1. Compute underscore variant of name
2. Find NL source at highest precedence (local, user, bundled)
3. If no NL found, return None
4. Find compiled at same or higher precedence than NL
5. Build canonical name and return ResolvedTarget

Guidelines

Writing Guidelines

  • A spec covers exactly one module — nothing more. Do not spec out types, functions, or behaviors from other modules, even if those modules interact closely with the one being specced. If a neighboring module's interface matters, reference it by name; don't reproduce its contents.
  • Don't spec types this module doesn't use. If a type is defined in this module but only raised or used by another module (never by this module itself), it's misplaced code — flag it for relocation, don't include it in the spec.
  • Every piece of data must have a clear job. For every type, field, and function in Architecture, you should be able to articulate when a consumer encounters it and why they need it. If you can't, it probably doesn't belong. Writing the spec is an opportunity to identify dead code, redundant fields, and misplaced types.
  • No redundancy between sections. Each piece of information should live in exactly one place in the hierarchy.
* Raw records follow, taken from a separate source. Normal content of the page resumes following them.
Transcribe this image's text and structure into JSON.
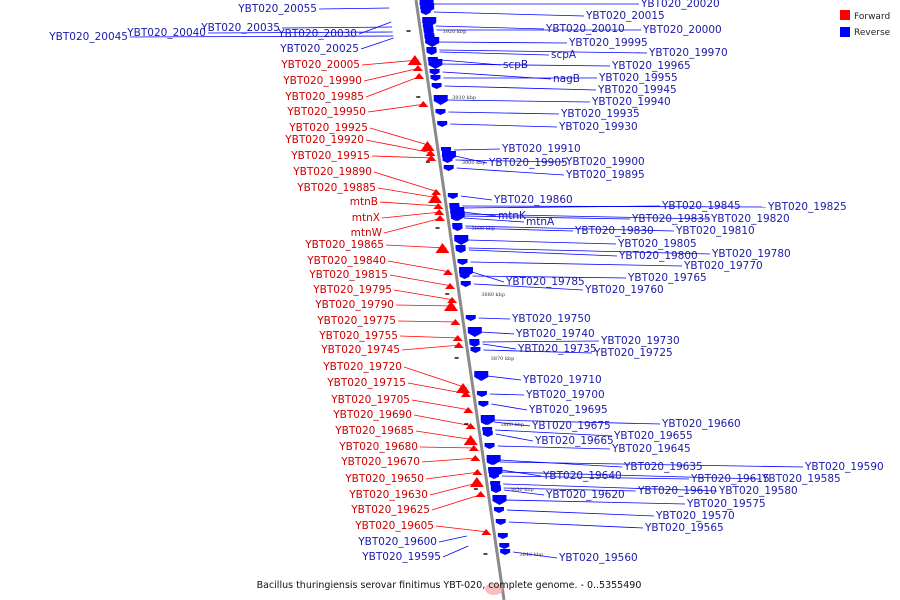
{
  "caption": "Bacillus thuringiensis serovar finitimus YBT-020, complete genome. - 0..5355490",
  "legend": [
    {
      "label": "Forward",
      "color": "#ff0000"
    },
    {
      "label": "Reverse",
      "color": "#0000ff"
    }
  ],
  "ticks": [
    "3920 kbp",
    "3910 kbp",
    "3900 kbp",
    "3890 kbp",
    "3880 kbp",
    "3870 kbp",
    "3860 kbp",
    "3850 kbp",
    "3840 kbp"
  ],
  "forward_genes": [
    "YBT020_20005",
    "YBT020_19990",
    "YBT020_19985",
    "YBT020_19950",
    "YBT020_19925",
    "YBT020_19920",
    "YBT020_19915",
    "YBT020_19890",
    "YBT020_19885",
    "mtnB",
    "mtnX",
    "mtnW",
    "YBT020_19865",
    "YBT020_19840",
    "YBT020_19815",
    "YBT020_19795",
    "YBT020_19790",
    "YBT020_19775",
    "YBT020_19755",
    "YBT020_19745",
    "YBT020_19720",
    "YBT020_19715",
    "YBT020_19705",
    "YBT020_19690",
    "YBT020_19685",
    "YBT020_19680",
    "YBT020_19670",
    "YBT020_19650",
    "YBT020_19630",
    "YBT020_19625",
    "YBT020_19605"
  ],
  "reverse_genes_left": [
    "YBT020_20055",
    "YBT020_20045",
    "YBT020_20040",
    "YBT020_20035",
    "YBT020_20030",
    "YBT020_20025",
    "YBT020_19600",
    "YBT020_19595"
  ],
  "reverse_genes_right": [
    "YBT020_20020",
    "YBT020_20015",
    "YBT020_20010",
    "YBT020_20000",
    "YBT020_19995",
    "scpA",
    "YBT020_19970",
    "scpB",
    "YBT020_19965",
    "nagB",
    "YBT020_19955",
    "YBT020_19945",
    "YBT020_19940",
    "YBT020_19935",
    "YBT020_19930",
    "YBT020_19910",
    "YBT020_19905",
    "YBT020_19900",
    "YBT020_19895",
    "YBT020_19860",
    "mtnK",
    "YBT020_19845",
    "YBT020_19825",
    "mtnA",
    "YBT020_19835",
    "YBT020_19820",
    "YBT020_19830",
    "YBT020_19810",
    "YBT020_19805",
    "YBT020_19800",
    "YBT020_19780",
    "YBT020_19770",
    "YBT020_19785",
    "YBT020_19765",
    "YBT020_19760",
    "YBT020_19750",
    "YBT020_19740",
    "YBT020_19730",
    "YBT020_19735",
    "YBT020_19725",
    "YBT020_19710",
    "YBT020_19700",
    "YBT020_19695",
    "YBT020_19675",
    "YBT020_19660",
    "YBT020_19665",
    "YBT020_19655",
    "YBT020_19645",
    "YBT020_19635",
    "YBT020_19590",
    "YBT020_19640",
    "YBT020_19615",
    "YBT020_19585",
    "YBT020_19610",
    "YBT020_19580",
    "YBT020_19620",
    "YBT020_19575",
    "YBT020_19570",
    "YBT020_19565",
    "YBT020_19560"
  ]
}
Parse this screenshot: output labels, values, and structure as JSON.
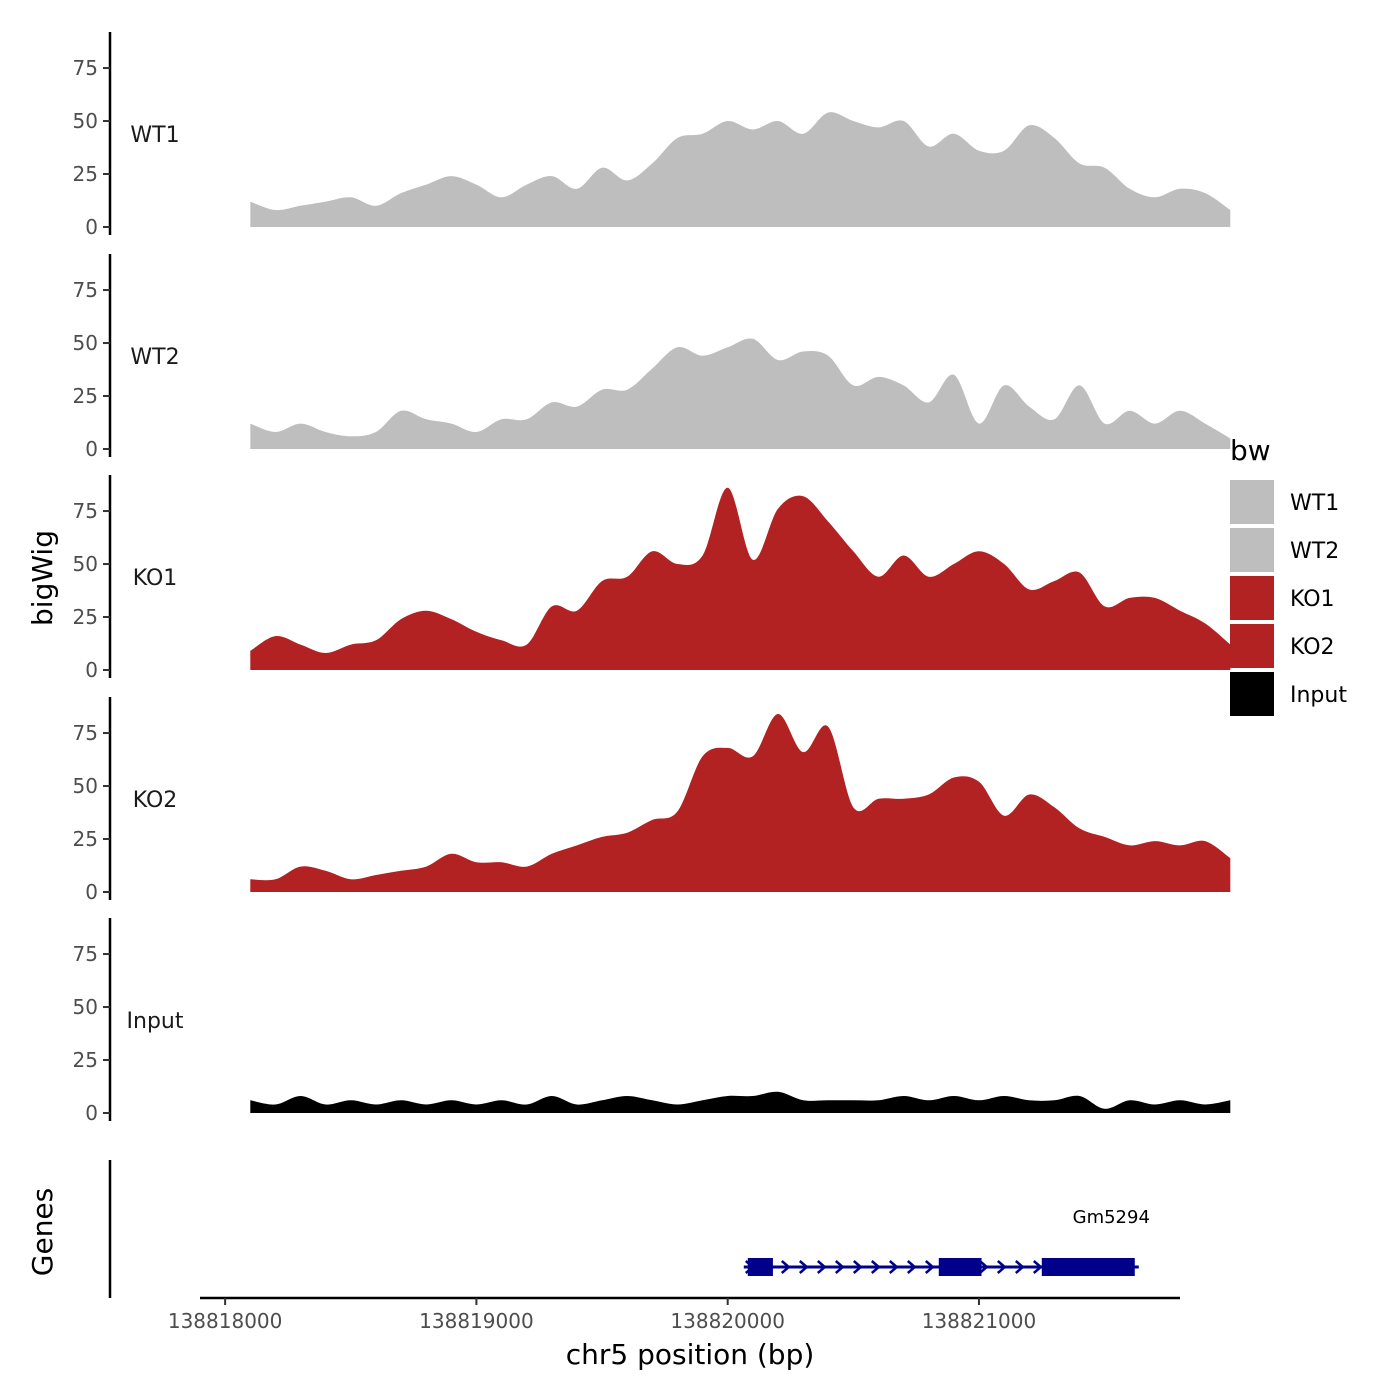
{
  "chart_data": {
    "type": "area",
    "xlabel": "chr5 position (bp)",
    "ylabel": "bigWig",
    "gene_track_label": "Genes",
    "xlim": [
      138817900,
      138821800
    ],
    "x_ticks": [
      138818000,
      138819000,
      138820000,
      138821000
    ],
    "x_tick_labels": [
      "138818000",
      "138819000",
      "138820000",
      "138821000"
    ],
    "ylim": [
      0,
      92
    ],
    "y_ticks": [
      0,
      25,
      50,
      75
    ],
    "y_tick_labels": [
      "0",
      "25",
      "50",
      "75"
    ],
    "legend": {
      "title": "bw",
      "position": "right",
      "entries": [
        {
          "label": "WT1",
          "color": "#bebebe"
        },
        {
          "label": "WT2",
          "color": "#bebebe"
        },
        {
          "label": "KO1",
          "color": "#b22222"
        },
        {
          "label": "KO2",
          "color": "#b22222"
        },
        {
          "label": "Input",
          "color": "#000000"
        }
      ]
    },
    "x_start": 138818100,
    "x_step": 100,
    "series": [
      {
        "name": "WT1",
        "color": "#bebebe",
        "values": [
          12,
          8,
          10,
          12,
          14,
          10,
          16,
          20,
          24,
          20,
          14,
          20,
          24,
          18,
          28,
          22,
          30,
          42,
          44,
          50,
          46,
          50,
          44,
          54,
          50,
          47,
          50,
          38,
          44,
          36,
          36,
          48,
          42,
          30,
          28,
          18,
          14,
          18,
          16,
          8
        ]
      },
      {
        "name": "WT2",
        "color": "#bebebe",
        "values": [
          12,
          8,
          12,
          8,
          6,
          8,
          18,
          14,
          12,
          8,
          14,
          14,
          22,
          20,
          28,
          28,
          38,
          48,
          44,
          48,
          52,
          42,
          46,
          44,
          30,
          34,
          30,
          22,
          35,
          12,
          30,
          20,
          14,
          30,
          12,
          18,
          12,
          18,
          12,
          5
        ]
      },
      {
        "name": "KO1",
        "color": "#b22222",
        "values": [
          9,
          16,
          12,
          8,
          12,
          14,
          24,
          28,
          24,
          18,
          14,
          12,
          30,
          28,
          42,
          44,
          56,
          50,
          54,
          86,
          52,
          76,
          82,
          70,
          56,
          44,
          54,
          44,
          50,
          56,
          50,
          38,
          42,
          46,
          30,
          34,
          34,
          28,
          22,
          12
        ]
      },
      {
        "name": "KO2",
        "color": "#b22222",
        "values": [
          6,
          6,
          12,
          10,
          6,
          8,
          10,
          12,
          18,
          14,
          14,
          12,
          18,
          22,
          26,
          28,
          34,
          38,
          64,
          68,
          64,
          84,
          66,
          78,
          40,
          44,
          44,
          46,
          54,
          52,
          36,
          46,
          40,
          30,
          26,
          22,
          24,
          22,
          24,
          16
        ]
      },
      {
        "name": "Input",
        "color": "#000000",
        "values": [
          6,
          4,
          8,
          4,
          6,
          4,
          6,
          4,
          6,
          4,
          6,
          4,
          8,
          4,
          6,
          8,
          6,
          4,
          6,
          8,
          8,
          10,
          6,
          6,
          6,
          6,
          8,
          6,
          8,
          6,
          8,
          6,
          6,
          8,
          2,
          6,
          4,
          6,
          4,
          6
        ]
      }
    ],
    "genes": [
      {
        "name": "Gm5294",
        "start": 138820080,
        "end": 138821620,
        "strand": "+",
        "exons": [
          [
            138820080,
            138820180
          ],
          [
            138820840,
            138821010
          ],
          [
            138821250,
            138821620
          ]
        ]
      }
    ]
  }
}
If a requirement is restated as an invariant, one of them is wrong — either the requirement is incomplete (add the detail there) or the invariant is redundant (remove it).
  • Update the spec when the code changes. The spec is the source of truth. If you change the code without updating the spec, the spec becomes a lie and loses its value. Treat spec-code divergence as a bug.

Precedence Rule

Each section constrains everything below it:

  • Purpose defines what the module does. Scope must be consistent with Purpose.
  • Scope defines boundaries. Requirements must operate within Scope.
  • Requirements define guarantees. Architecture must support all Requirements.
  • Architecture defines structure. Implementation must fit the Architecture.

When reviewing a proposed change to a module, check it against the hierarchy top-down. A change that satisfies a lower-level requirement but violates a higher-level constraint is wrong — fix the change, not the constraint (unless the constraint itself needs evolving, which requires explicit human approval).